Hamilton's equations are derived by calculating the derivative of \(H\) and using the definition of \(p_i=\d L/\d\dot{q}_i\) together with Lagrange's Equations, which become \(\d L/\d q_i = \dot{p}_i\): \[ \begin{split} dH &= \sum \left( \dot{q}_i dp_i + p_i d\dot{q}_i - \frac{\d L}{\d q_i}dq_i - \frac{\d L}{\d\dot{q}_i}d\dot{q}_i \right) - \frac{\d L}{\d t}dt \\ &= \sum\left( \dot{q}_i dp_i + p_i d\dot{q}_i - \dot{p}_i dq_i - p_i d\dot{q}_i \right) - \frac{\d L}{\d t}dt \\ &= \sum\left( \dot{q}_i dp_i - \dot{p}_i dq_i \right) - \frac{\d L}{\d t}dt \end{split} \] On the other hand, from first principles, \[ dH = \sum\left( \frac{\d H}{\d p_i}dp_i + \frac{\d H}{\d q_i}dq_i \right) + \frac{\d H}{\d t}dt \] and so, comparing coefficients, one obtains Hamilton's Equations: \[ \begin{split} \frac{\d H}{\d p_i} &= \dot{q}_i \\ \frac{\d H}{\d q_i} &= -\dot{p}_i\\ \frac{\d H}{\d t} &= - \frac{\d L}{\d t} \end{split} \]

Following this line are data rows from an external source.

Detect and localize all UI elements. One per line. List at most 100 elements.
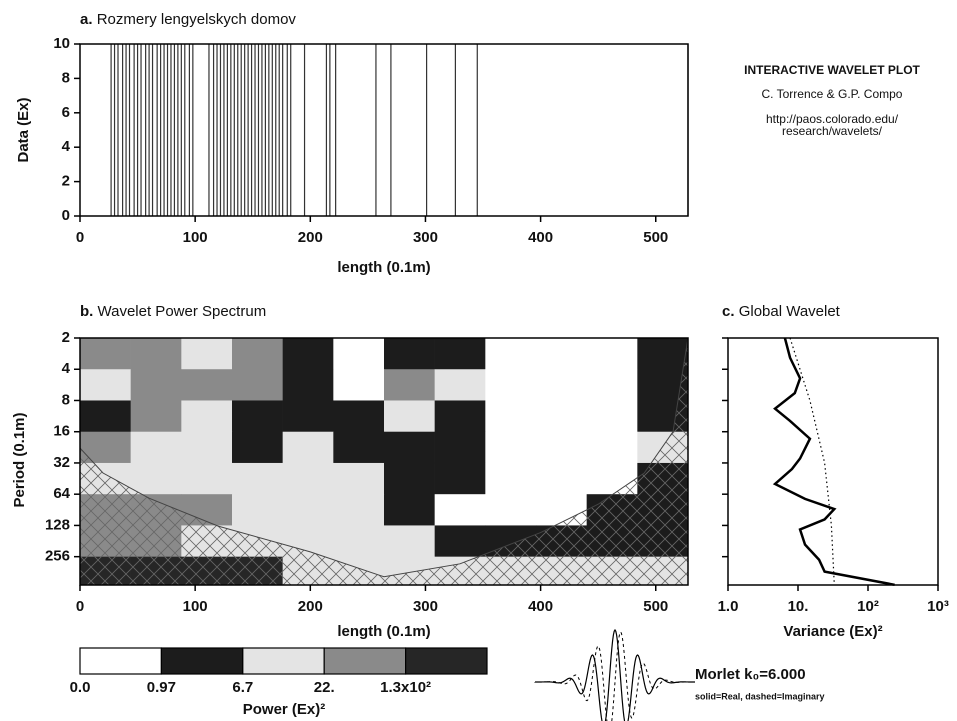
power-cell: [434, 462, 486, 495]
y-tick-label: 10: [53, 35, 70, 52]
y-tick-label: 8: [62, 69, 70, 86]
power-cell: [434, 431, 486, 464]
x-tick-label: 300: [413, 229, 438, 246]
y-axis-label: Data (Ex): [15, 97, 32, 162]
power-cell: [282, 338, 334, 370]
panel-title: b. Wavelet Power Spectrum: [80, 303, 266, 320]
x-axis-label: length (0.1m): [337, 623, 430, 640]
colorbar-label: 1.3x10²: [380, 679, 431, 696]
power-cell: [586, 400, 638, 433]
colorbar-label: Power (Ex)²: [243, 701, 326, 718]
power-cell: [181, 338, 233, 370]
plot-frame: [79, 337, 689, 586]
morlet-label: Morlet k₀=6.000: [695, 666, 806, 683]
power-cell: [130, 338, 182, 370]
power-cell: [485, 431, 537, 464]
credits-url: http://paos.colorado.edu/: [766, 112, 899, 126]
power-cell: [333, 525, 385, 557]
power-cell: [181, 369, 233, 401]
panel-label: c.: [722, 303, 735, 320]
power-cell: [282, 431, 334, 464]
power-cell: [333, 494, 385, 526]
power-cell: [637, 338, 689, 370]
y-axis-label: Period (0.1m): [11, 412, 28, 507]
power-cell: [333, 400, 385, 433]
power-cell: [232, 338, 283, 370]
y-tick-label: 2: [62, 173, 70, 190]
x-axis-label: length (0.1m): [337, 259, 430, 276]
power-cell: [232, 369, 283, 401]
x-tick-label: 10³: [927, 598, 949, 615]
x-axis-label: Variance (Ex)²: [783, 623, 882, 640]
power-cell: [536, 462, 587, 495]
power-cell: [384, 400, 435, 433]
power-cell: [586, 431, 638, 464]
x-tick-label: 100: [183, 229, 208, 246]
x-tick-label: 400: [528, 229, 553, 246]
power-cell: [282, 462, 334, 495]
power-cell: [536, 400, 587, 433]
credits-url: research/wavelets/: [782, 124, 883, 138]
power-cell: [232, 431, 283, 464]
plot-frame: [727, 337, 939, 586]
y-tick-label: 128: [45, 516, 70, 533]
colorbar-label: 6.7: [232, 679, 253, 696]
colorbar-label: 0.97: [147, 679, 176, 696]
panel-title: c. Global Wavelet: [722, 303, 841, 320]
power-cell: [130, 369, 182, 401]
power-cell: [80, 338, 131, 370]
power-cell: [434, 400, 486, 433]
cone-of-influence: [79, 337, 689, 586]
global-wavelet-line: [789, 337, 835, 585]
y-tick-label: 2: [62, 329, 70, 346]
y-tick-label: 16: [53, 423, 70, 440]
x-tick-label: 200: [298, 598, 323, 615]
power-cell: [485, 400, 537, 433]
power-cell: [181, 400, 233, 433]
power-cell: [282, 494, 334, 526]
y-tick-label: 6: [62, 104, 70, 121]
power-cell: [434, 525, 486, 557]
power-cell: [384, 494, 435, 526]
power-cell: [536, 369, 587, 401]
power-cell: [232, 400, 283, 433]
power-cell: [434, 494, 486, 526]
colorbar-box: [160, 647, 244, 675]
x-tick-label: 200: [298, 229, 323, 246]
x-tick-label: 0: [76, 229, 84, 246]
credits: INTERACTIVE WAVELET PLOT C. Torrence & G…: [744, 63, 920, 138]
x-tick-label: 500: [643, 229, 668, 246]
global-wavelet-line: [772, 337, 895, 587]
x-tick-label: 10²: [857, 598, 879, 615]
power-cell: [333, 431, 385, 464]
x-tick-label: 100: [183, 598, 208, 615]
colorbar-box: [323, 647, 407, 675]
power-cell: [485, 338, 537, 370]
x-tick-label: 0: [76, 598, 84, 615]
power-cell: [384, 462, 435, 495]
power-cell: [586, 338, 638, 370]
panel-title: a. Rozmery lengyelskych domov: [80, 11, 296, 28]
power-cell: [130, 431, 182, 464]
power-cell: [384, 431, 435, 464]
power-cell: [181, 431, 233, 464]
power-cell: [485, 462, 537, 495]
power-cell: [434, 369, 486, 401]
y-tick-label: 0: [62, 207, 70, 224]
power-cell: [282, 369, 334, 401]
power-cell: [384, 338, 435, 370]
power-cell: [181, 462, 233, 495]
x-tick-label: 1.0: [718, 598, 739, 615]
y-tick-label: 4: [62, 360, 71, 377]
power-cell: [333, 338, 385, 370]
power-cell: [586, 369, 638, 401]
y-tick-label: 4: [62, 138, 71, 155]
y-tick-label: 256: [45, 548, 70, 565]
power-cell: [536, 338, 587, 370]
y-tick-label: 32: [53, 454, 70, 471]
title: Rozmery lengyelskych domov: [97, 11, 297, 28]
x-tick-label: 10.: [788, 598, 809, 615]
panel-label: a.: [80, 11, 93, 28]
power-cell: [130, 400, 182, 433]
power-cell: [333, 462, 385, 495]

Example 4. A charged particle of charge \(e\) is moving in an electric field \(\mathbf{E}\) and magnetic field \(\mathbf{B}\). From two of Maxwerll's Laws \[ \nabla\cdot\mathbf{B} = 0 \quad\text{and}\quad \nabla\times\mathbf{R} = -\frac{\d \mathbf{B}}{\d t} \] Thus there is a vector field \(\mathbf{A}\) and a scalr field \(\phi\) such that \[ \mathbf{B} = \nabla\times\mathbf{A} \quad\text{and}\quad \mathbf{E} = -\nabla\phi - \frac{\d\mathbf{A}}{\d t} \] The Lagrangian for this system (in Cartesian coordinates) is \[ L = \frac{1}{2}m \dot{\mathbf{q}}^2 + e \mathbf{A}\cdot\dot{\mathbf{q}} - e\phi \] (I don't really know why this is -- I want to understand this better!!) So in this case the canonical momenta \(p_i\) are \[ p_i = \frac{\d L}{\d \dot{q_i}} = m\dot{q_i} + e A_i \] and so \[ m\dot{\mathbf{q}} = \mathbf{p} - e\mathbf{A} \] Thus the Hamiltonian is \[ \begin{align} H &= \mathbf{p}\cdot\dot{\mathbf{q}} - L \\ &= \frac{1}{m} \mathbf{p}\cdot(\mathbf{p} - e\mathbf{A}) - \frac{1}{2m}(\mathbf{p} - e\mathbf{A})^2 - \frac{e}{m}\mathbf{A}\cdot(\mathbf{p} - e\mathbf{A}) + e\phi \\ &= \frac{1}{2m}(\mathbf{p} - e\mathbf{A}) \cdot [2\mathbf{p} - (\mathbf{p} - e\mathbf{A}) - 2e\mathbf{A}] + e\phi \\ &= \frac{1}{2m}(\mathbf{p} - e\mathbf{A})^2 + e\phi \end{align} \] The quantized version of this (obtained by quantizing the canonical momenta) is \[ i\hbar\frac{d\Psi}{dt} = \hat{H}\psi \] where \[ \hat{H}\Psi = \left[\frac{1}{2m}\left( -i\hbar\frac{d}{dx} - e \mathbf{A} \right)^2 + e\phi\right]\Psi \]